The man had no imagination. “Okay, maybe it was pure chance. But the other is a better story!”
“You’re the writer.” It did not sound like a compliment. “Anyway, I pretended to trip, picked up the stone before someone else saw it, and figured we’d better get out of there.”
“I knew you were faking.”
“I hope the others aren’t as suspicious as you.” He put the diamond onto a plate, set it aside, and used the dish soap to really scrub his hands. “Especially not DuPey. I’ve known him since high school.”
She dismissed that with an airy wave of the hand. “He thinks you’re an upstanding citizen. He as good as said so.”
“Yeah.
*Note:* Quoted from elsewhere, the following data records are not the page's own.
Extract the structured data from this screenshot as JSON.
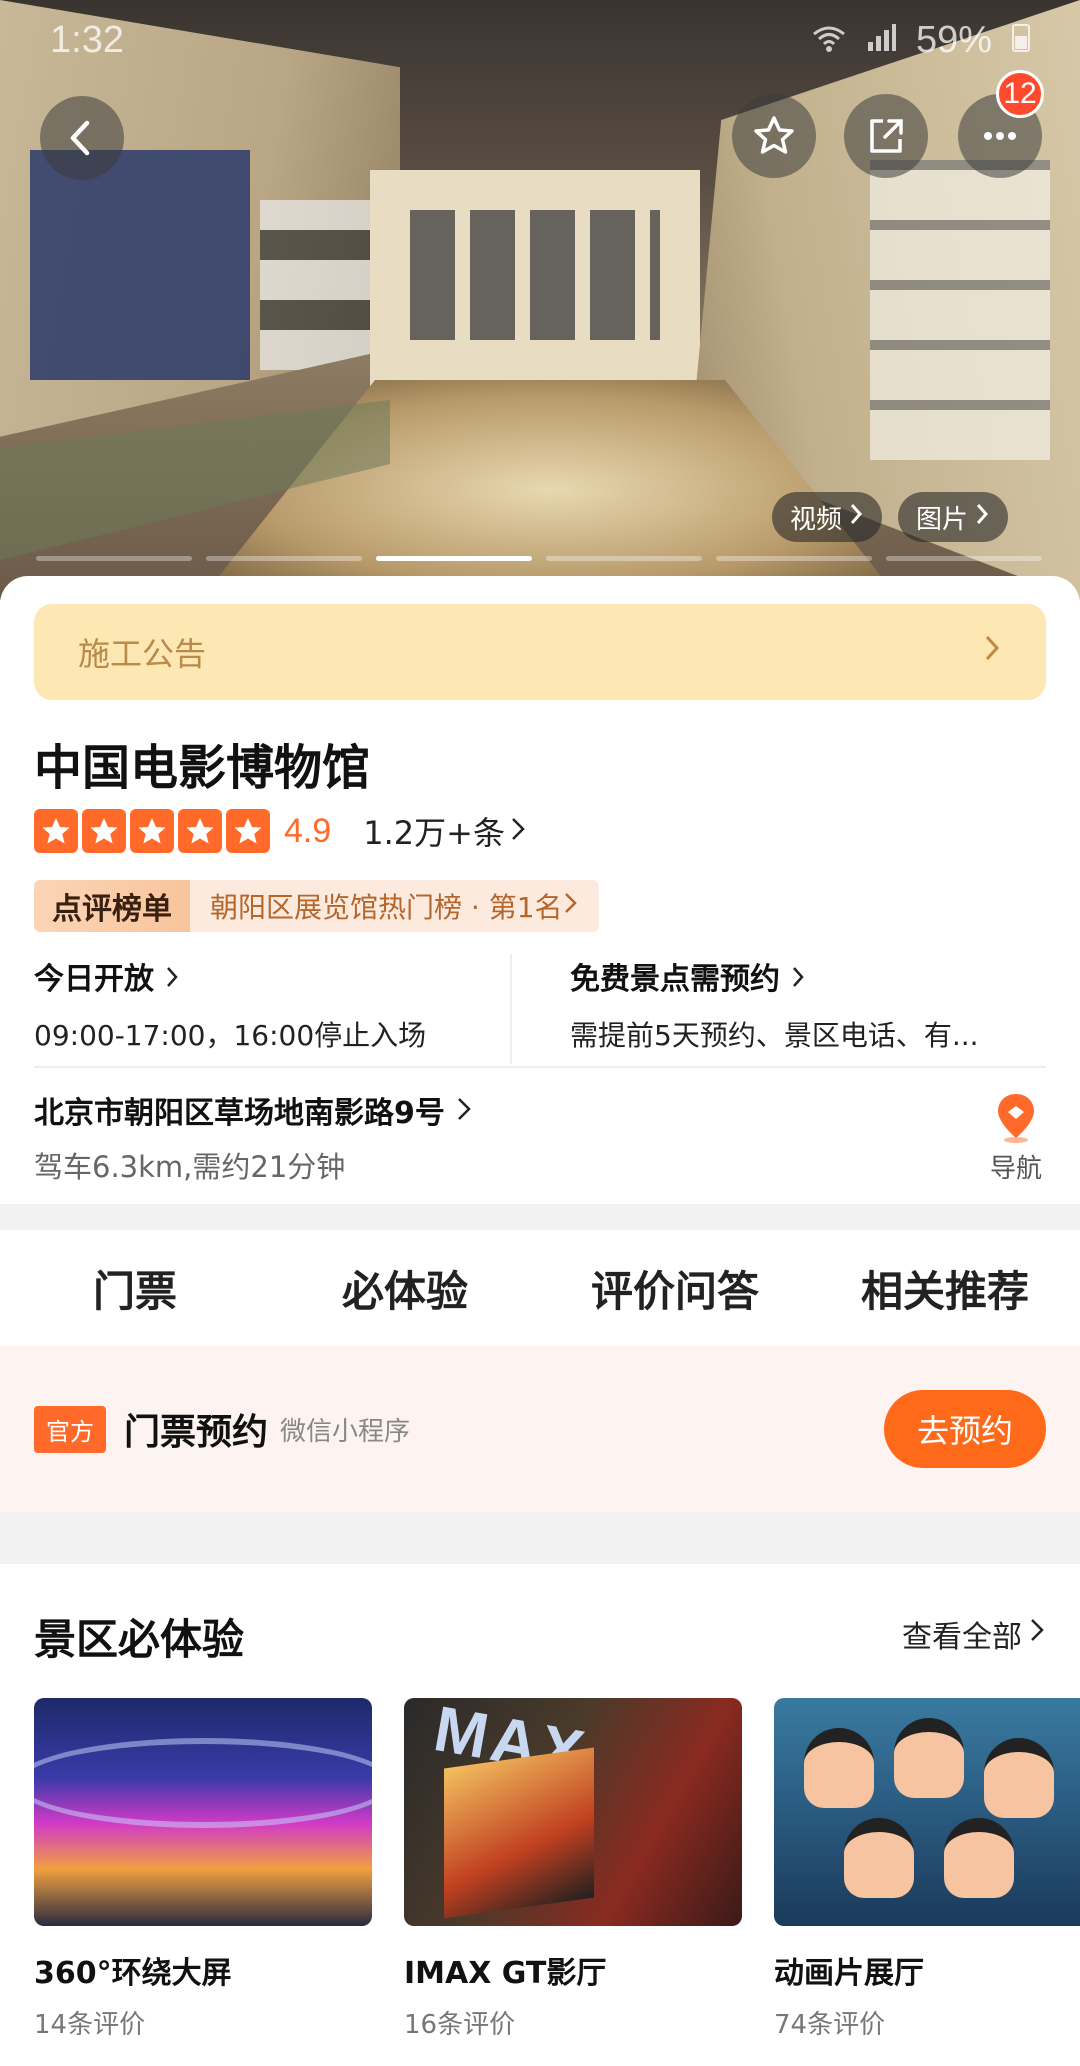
{
  "status": {
    "time": "1:32",
    "battery": "59%"
  },
  "hero": {
    "media": {
      "video_label": "视频",
      "photo_label": "图片"
    },
    "badge_count": "12",
    "progress": {
      "total": 6,
      "active_index": 2
    }
  },
  "notice": {
    "label": "施工公告"
  },
  "poi": {
    "title": "中国电影博物馆",
    "rating": "4.9",
    "review_count": "1.2万+条",
    "rank": {
      "badge": "点评榜单",
      "text": "朝阳区展览馆热门榜 · 第1名"
    },
    "open": {
      "heading": "今日开放",
      "hours": "09:00-17:00，16:00停止入场"
    },
    "reserve": {
      "heading": "免费景点需预约",
      "detail": "需提前5天预约、景区电话、有..."
    },
    "address": "北京市朝阳区草场地南影路9号",
    "drive": "驾车6.3km,需约21分钟",
    "nav_label": "导航"
  },
  "tabs": [
    {
      "label": "门票",
      "active": true
    },
    {
      "label": "必体验",
      "active": false
    },
    {
      "label": "评价问答",
      "active": false
    },
    {
      "label": "相关推荐",
      "active": false
    }
  ],
  "ticket": {
    "official": "官方",
    "name": "门票预约",
    "sub": "微信小程序",
    "book_label": "去预约"
  },
  "experience": {
    "heading": "景区必体验",
    "view_all": "查看全部",
    "items": [
      {
        "name": "360°环绕大屏",
        "reviews": "14条评价"
      },
      {
        "name": "IMAX GT影厅",
        "reviews": "16条评价"
      },
      {
        "name": "动画片展厅",
        "reviews": "74条评价"
      }
    ]
  },
  "colors": {
    "accent": "#ff6a2a",
    "notice_bg": "#fde8b4",
    "ticket_bg": "#fdf3f0"
  }
}
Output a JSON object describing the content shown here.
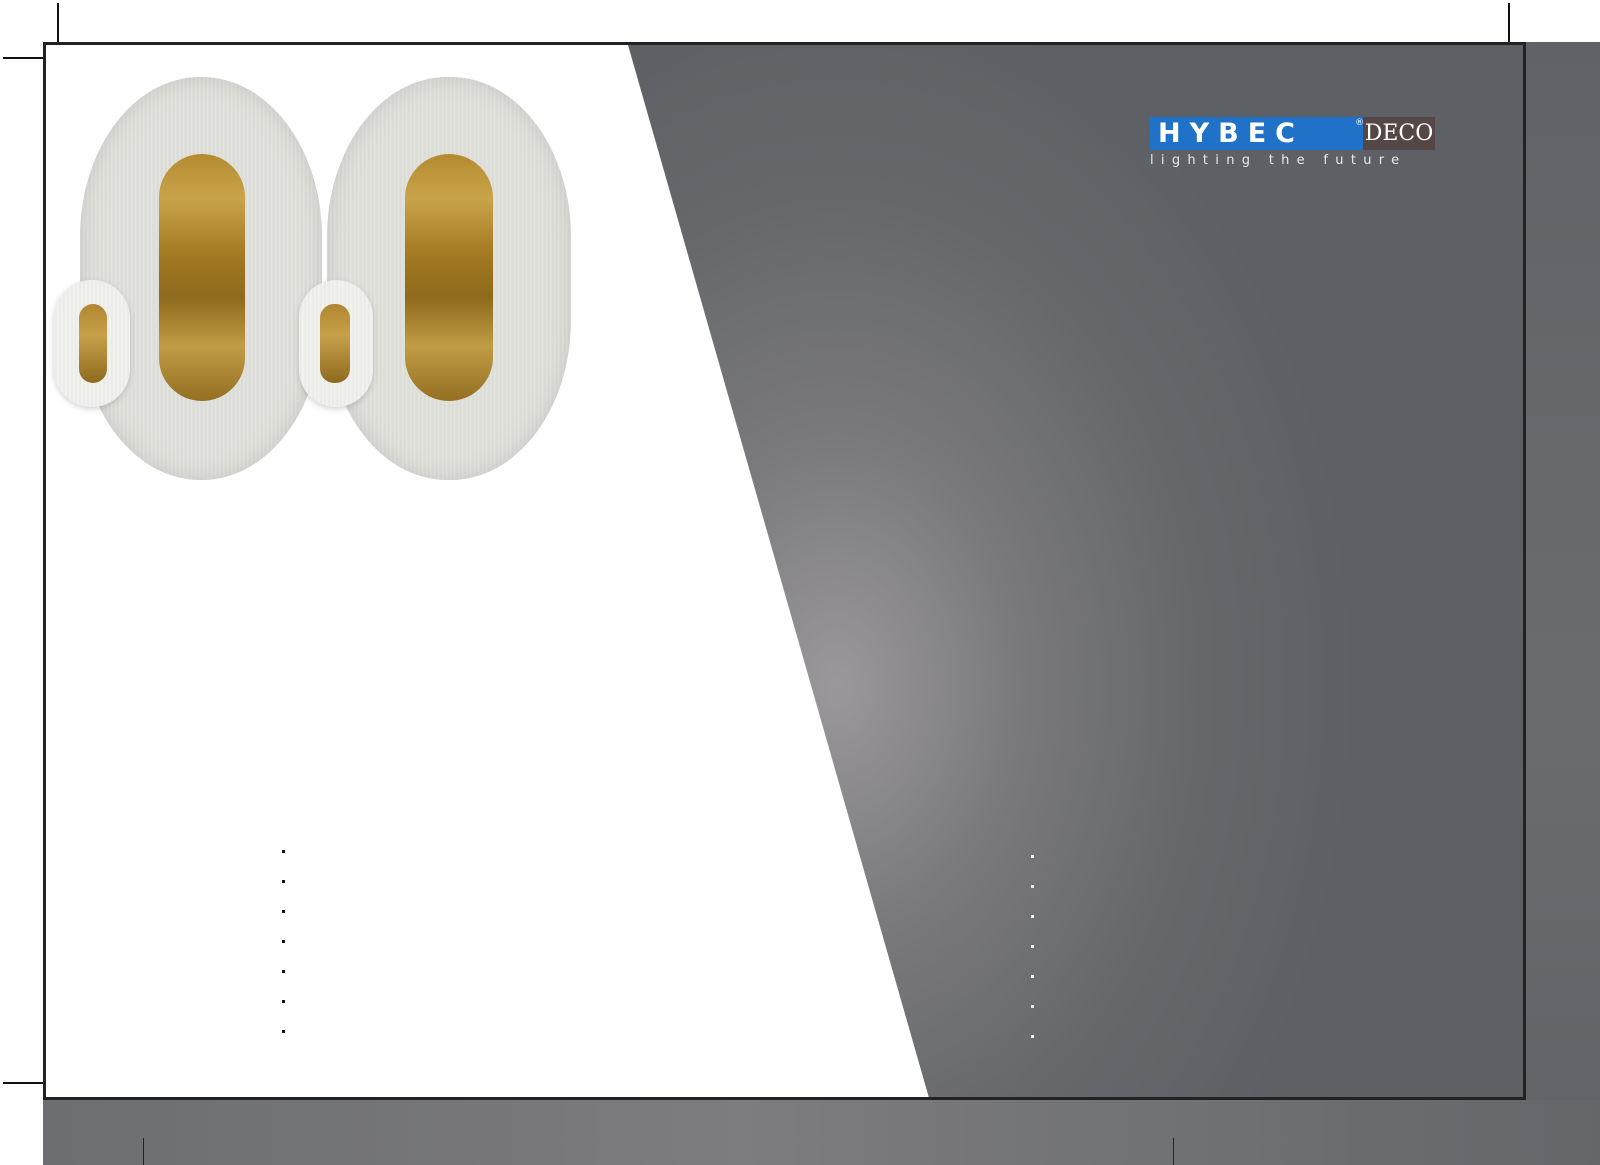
{
  "brand": {
    "name": "HYBEC",
    "registered_mark": "®",
    "suffix": "DECO",
    "tagline": "lighting the future",
    "colors": {
      "primary_blue": "#1f72c7",
      "deco_brown": "#544745"
    }
  },
  "panel": {
    "dark_gray": "#5d6165",
    "light_gray": "#9a989b"
  },
  "product_image": {
    "description_icon": "wall-lamp-icon",
    "count": 2
  },
  "bullet_markers": {
    "left_count": 7,
    "right_count": 7
  }
}
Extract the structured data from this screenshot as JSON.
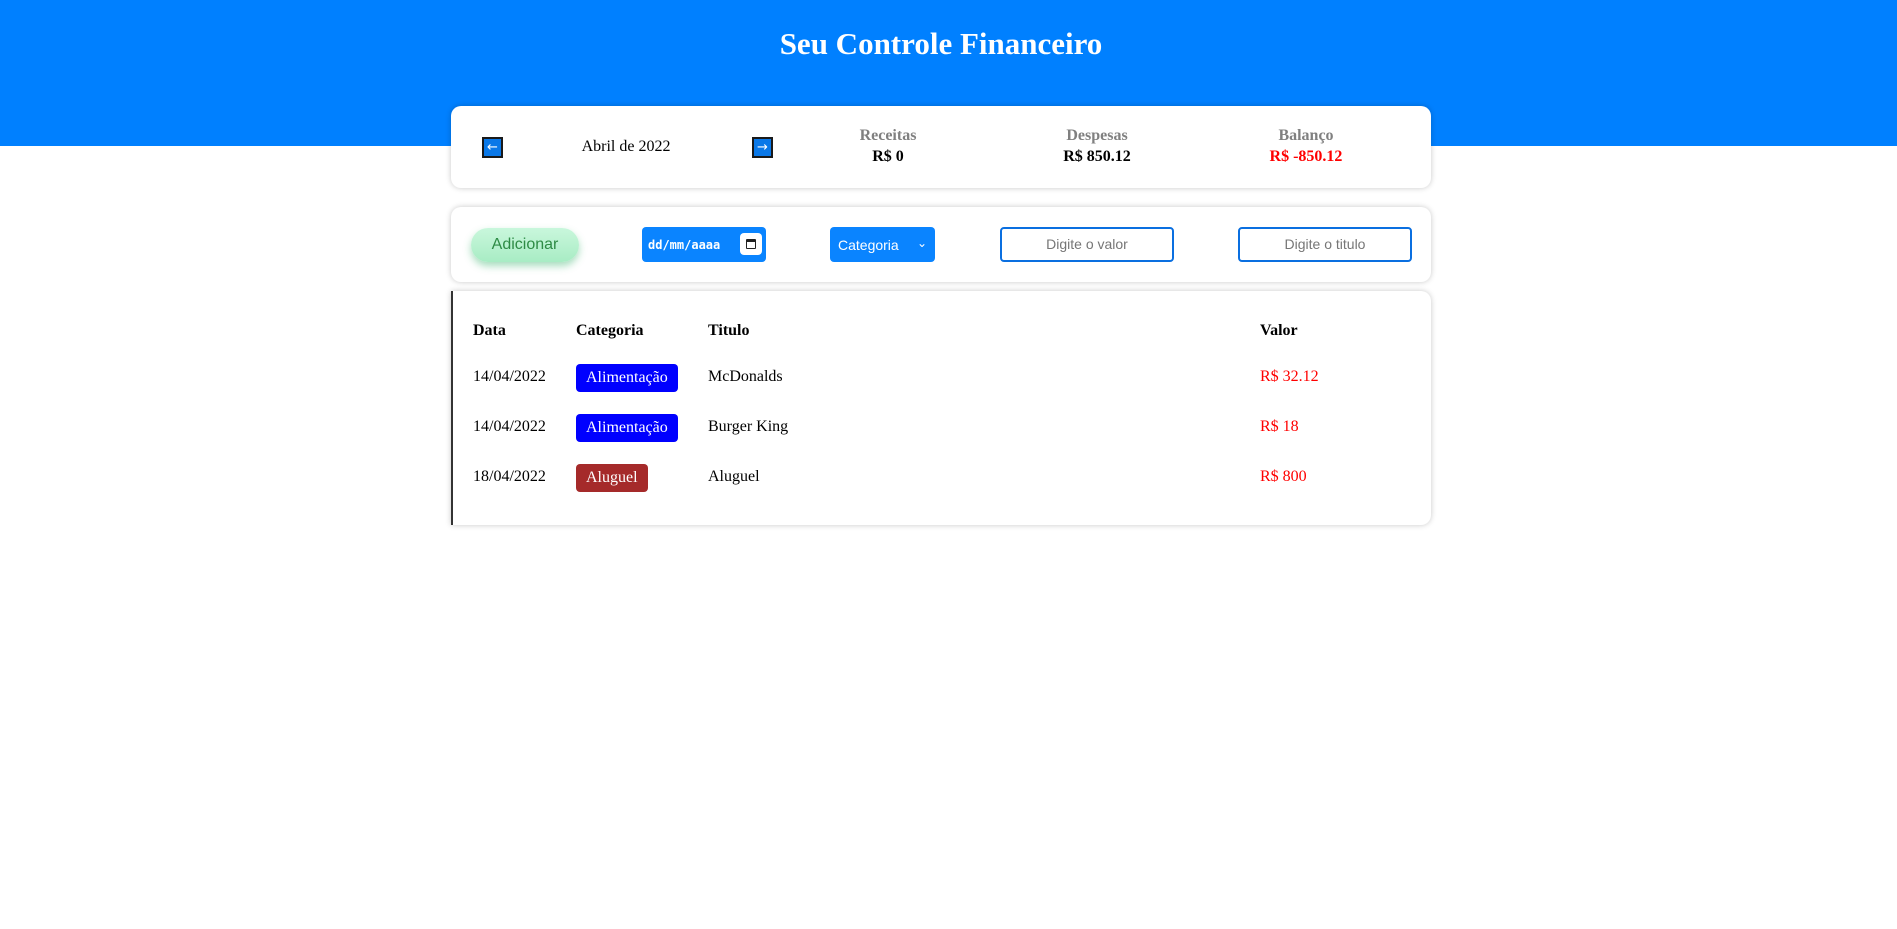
{
  "header": {
    "title": "Seu Controle Financeiro"
  },
  "summary": {
    "prev_icon": "arrow-left-icon",
    "next_icon": "arrow-right-icon",
    "month": "Abril de 2022",
    "income_label": "Receitas",
    "income_value": "R$ 0",
    "expense_label": "Despesas",
    "expense_value": "R$ 850.12",
    "balance_label": "Balanço",
    "balance_value": "R$ -850.12",
    "balance_color": "#ff0000"
  },
  "form": {
    "add_label": "Adicionar",
    "date_placeholder": "dd/mm/aaaa",
    "category_selected": "Categoria",
    "value_placeholder": "Digite o valor",
    "title_placeholder": "Digite o titulo"
  },
  "table": {
    "headers": {
      "date": "Data",
      "category": "Categoria",
      "title": "Titulo",
      "value": "Valor"
    },
    "rows": [
      {
        "date": "14/04/2022",
        "category": "Alimentação",
        "category_color": "#0000ff",
        "title": "McDonalds",
        "value": "R$ 32.12"
      },
      {
        "date": "14/04/2022",
        "category": "Alimentação",
        "category_color": "#0000ff",
        "title": "Burger King",
        "value": "R$ 18"
      },
      {
        "date": "18/04/2022",
        "category": "Aluguel",
        "category_color": "#a52a2a",
        "title": "Aluguel",
        "value": "R$ 800"
      }
    ]
  },
  "colors": {
    "header_bg": "#0080ff",
    "negative": "#ff0000",
    "input_blue": "#0a84ff"
  }
}
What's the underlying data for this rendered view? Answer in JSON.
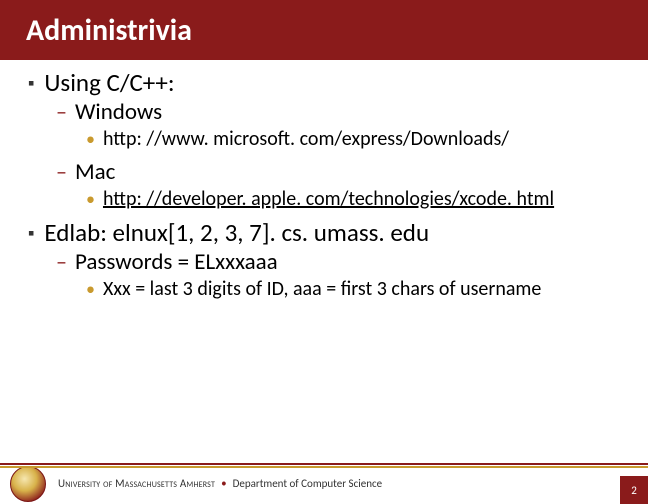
{
  "title": "Administrivia",
  "body": {
    "items": [
      {
        "label": "Using C/C++:",
        "children": [
          {
            "label": "Windows",
            "children": [
              {
                "label": "http: //www. microsoft. com/express/Downloads/",
                "link": false
              }
            ]
          },
          {
            "label": "Mac",
            "children": [
              {
                "label": "http: //developer. apple. com/technologies/xcode. html",
                "link": true
              }
            ]
          }
        ]
      },
      {
        "label": "Edlab: elnux[1, 2, 3, 7]. cs. umass. edu",
        "children": [
          {
            "label": "Passwords = ELxxxaaa",
            "children": [
              {
                "label": "Xxx = last 3 digits of ID, aaa = first 3 chars of username",
                "link": false
              }
            ]
          }
        ]
      }
    ]
  },
  "footer": {
    "university": "University of Massachusetts Amherst",
    "separator": "•",
    "department": "Department of Computer Science",
    "page": "2"
  },
  "bullets": {
    "l1": "▪",
    "l2": "–",
    "l3": "•"
  }
}
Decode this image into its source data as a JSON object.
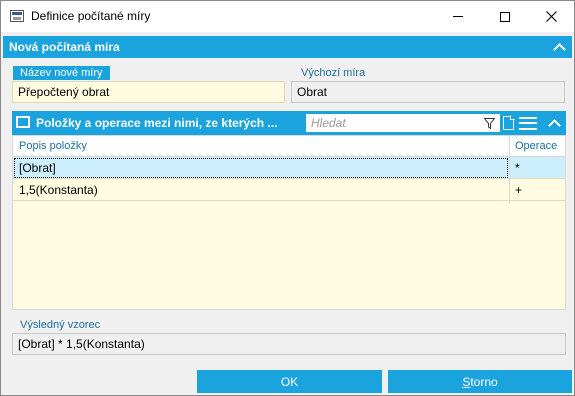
{
  "window": {
    "title": "Definice počítané míry",
    "icons": {
      "app": "app-window-icon",
      "minimize": "minimize-icon",
      "maximize": "maximize-icon",
      "close": "close-icon"
    }
  },
  "section": {
    "title": "Nová počítaná míra",
    "collapse_icon": "chevron-up-icon"
  },
  "form": {
    "new_name_label": "Název nové míry",
    "new_name_value": "Přepočtený obrat",
    "base_label": "Výchozí míra",
    "base_value": "Obrat"
  },
  "items_panel": {
    "title": "Položky a operace mezi nimi, ze kterých ...",
    "search_placeholder": "Hledat",
    "icons": [
      "book-icon",
      "filter-icon",
      "new-document-icon",
      "menu-icon",
      "chevron-up-icon"
    ],
    "columns": [
      "Popis položky",
      "Operace"
    ],
    "rows": [
      {
        "description": "[Obrat]",
        "operation": "*",
        "selected": true
      },
      {
        "description": "1,5(Konstanta)",
        "operation": "+",
        "selected": false
      }
    ]
  },
  "result": {
    "label": "Výsledný vzorec",
    "value": "[Obrat] * 1,5(Konstanta)"
  },
  "buttons": {
    "ok_label": "OK",
    "storno_first": "S",
    "storno_rest": "torno"
  },
  "colors": {
    "accent": "#1aa3dc",
    "editable_bg": "#fffbe0",
    "selected_row": "#cdeefc"
  }
}
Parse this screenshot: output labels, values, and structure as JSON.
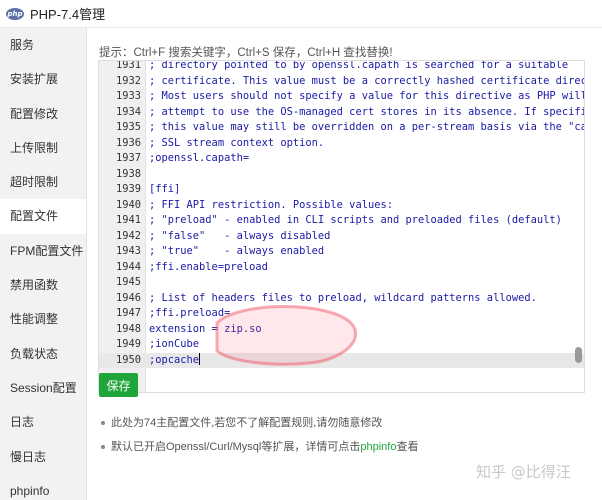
{
  "window": {
    "logo_text": "php",
    "title": "PHP-7.4管理"
  },
  "sidebar": {
    "items": [
      {
        "label": "服务"
      },
      {
        "label": "安装扩展"
      },
      {
        "label": "配置修改"
      },
      {
        "label": "上传限制"
      },
      {
        "label": "超时限制"
      },
      {
        "label": "配置文件",
        "active": true
      },
      {
        "label": "FPM配置文件"
      },
      {
        "label": "禁用函数"
      },
      {
        "label": "性能调整"
      },
      {
        "label": "负载状态"
      },
      {
        "label": "Session配置"
      },
      {
        "label": "日志"
      },
      {
        "label": "慢日志"
      },
      {
        "label": "phpinfo"
      }
    ]
  },
  "hint": "提示：Ctrl+F 搜索关键字，Ctrl+S 保存，Ctrl+H 查找替换!",
  "editor": {
    "lines": [
      {
        "num": "1931",
        "text": "; directory pointed to by openssl.capath is searched for a suitable"
      },
      {
        "num": "1932",
        "text": "; certificate. This value must be a correctly hashed certificate directory."
      },
      {
        "num": "1933",
        "text": "; Most users should not specify a value for this directive as PHP will"
      },
      {
        "num": "1934",
        "text": "; attempt to use the OS-managed cert stores in its absence. If specified,"
      },
      {
        "num": "1935",
        "text": "; this value may still be overridden on a per-stream basis via the \"capath\""
      },
      {
        "num": "1936",
        "text": "; SSL stream context option."
      },
      {
        "num": "1937",
        "text": ";openssl.capath="
      },
      {
        "num": "1938",
        "text": ""
      },
      {
        "num": "1939",
        "text": "[ffi]"
      },
      {
        "num": "1940",
        "text": "; FFI API restriction. Possible values:"
      },
      {
        "num": "1941",
        "text": "; \"preload\" - enabled in CLI scripts and preloaded files (default)"
      },
      {
        "num": "1942",
        "text": "; \"false\"   - always disabled"
      },
      {
        "num": "1943",
        "text": "; \"true\"    - always enabled"
      },
      {
        "num": "1944",
        "text": ";ffi.enable=preload"
      },
      {
        "num": "1945",
        "text": ""
      },
      {
        "num": "1946",
        "text": "; List of headers files to preload, wildcard patterns allowed."
      },
      {
        "num": "1947",
        "text": ";ffi.preload="
      },
      {
        "num": "1948",
        "text": "extension = zip.so"
      },
      {
        "num": "1949",
        "text": ";ionCube"
      },
      {
        "num": "1950",
        "text": ";opcache",
        "current": true
      }
    ]
  },
  "save_label": "保存",
  "notes": {
    "note1": "此处为74主配置文件,若您不了解配置规则,请勿随意修改",
    "note2_prefix": "默认已开启Openssl/Curl/Mysql等扩展，详情可点击",
    "note2_link": "phpinfo",
    "note2_suffix": "查看"
  },
  "watermark": "知乎 @比得汪",
  "colors": {
    "accent": "#20a53a",
    "code_text": "#1a1aa6",
    "highlight": "#e8e8e8"
  }
}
I’ve got him fooled.” Eli sounded amused.
“So Massimo disappeared in 1930?” Chloë took her computer to her desk, typed in “pink diamond,” “robbery,” and “1930.” This search took a little longer, and required some digging on her part, but finally she said, “I had to have Google translate this old news story from Dutch, so it’s a little sketchy, but I think this is it.” She read, “‘Amsterdam, December twenty-sixth, 1929. On Christmas Day, a Vermeer titled View of the Harbor was stolen from the Rijksmuseum by a talented team of burglars. The carefully planned robbery bears the hallmark of other thefts in Italy and France. Vermeer, noted for his work with light, was one of the finest painters of the Dutch Golden Age.’”
“What has that got to do with our diamond?” Eli used paper towels to dry his hands.
Chloë held up one finger. “‘Amsterdam, December twenty-seventh, 1929. A cache of prized pink diamonds vanished from a shipment on its way to be set in platinum for the Duchess of Wheatley. The diamonds range in size from a half carat to the proposed diamond centerpiece, a six-point-eight-carat pink diamond, the Beating Heart, with an inclusion that, when viewed through a jeweler’s loupe, looks like a red heart that appears to pulse.”
“My God. Massimo had guts.” Eli’s tone was reverent.
“I assume he stole the painting on commission for an art collector, then used the police’s distraction with the theft to take the diamonds undetected.”
“It’s possible he had done it before.”
“But this time someone caught on.”
“Probably the guys he stole the diamonds from.”
“Security had to be hands-on and pretty harsh in those days.” Eli leaned over the counter toward her. “Did anyone ever find the pink diamonds?”